Discover America Partnership released a report, "A Blueprint to Discover America," last week. It outlines the visitor industry's plan to increase foreign travel to the United States, pointing out that the United States is ranked third among top destinations in the world behind Spain and France. The United States claims 6.1 percent of the worldwide visitors share compared to 9.4 percent in 1992.
The plan includes three proposals: fixing the U.S. visa issuance process; modernizing U.S. ports of entry, and creating a permanent tourism promotional campaign.
The plan follows the Secure Travel and Counterrorism Partnership Act introduced in the Senate in January. The act would extend 90-day visa-free travel privileges to U.S. allies in the War on Terror.
The travel and tourism industry is the second largest private-sector employer in Alaska. More than 24,000 workers in the state are employed by the industry. The industry contributes more than $2 billion to the state economy annually.
Ketchikan is expected to experience a 6 percent increase in cruise ship passengers next year, according to McDowell Group. It is estimated that Skagway will have an 8 percent increase and Juneau, 4 percent.
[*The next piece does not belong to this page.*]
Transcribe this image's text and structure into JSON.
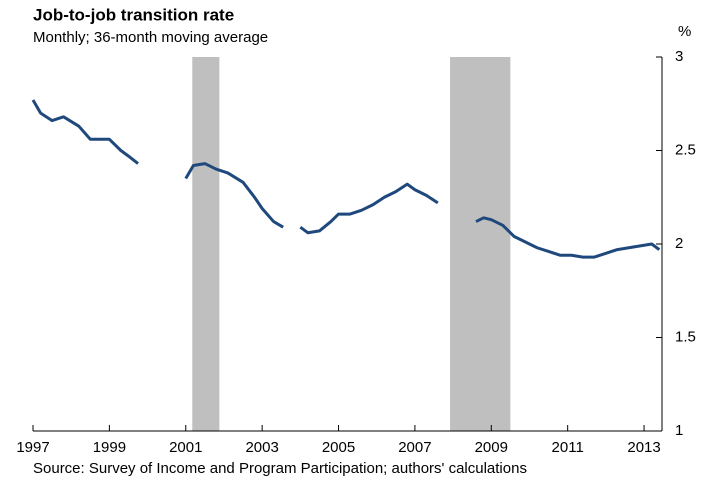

An 11 percent increase is projected for Prince Rupert.
Declines are projected for Haines, 36 percent; Sitka, 21 percent, and Wrangell, 17 percent.
The total cruise passenger traffic for Southeast has increased steadily over the past 16 years, topping off at 920,000 in 2006, and is expected to increase to 954,000 in 2007. Those numbers will continue to increase with industry-encouraging legislation.
Government and civic leaders can provide legislation and infrastructure for the industry and tourism-related businesses to operate. But it greatly comes down to the individuals who work in the businesses and the community to speak highly of Ketchikan and Southeast as a whole to attract visitors and then treat them well when they arrive. What they think about their experience here and how visitors tell about it afterward is priceless advertising for Alaska tourism.
Those local efforts combined with the work of civic and government leaders will keep the industry growing and communities like Ketchikan thriving in spite of increased security at U.S. airports, borders and ports. Sept. 11 changed U.S. lives; it doesn't have to ruin them economically, thanks to efforts in the U.S. Senate.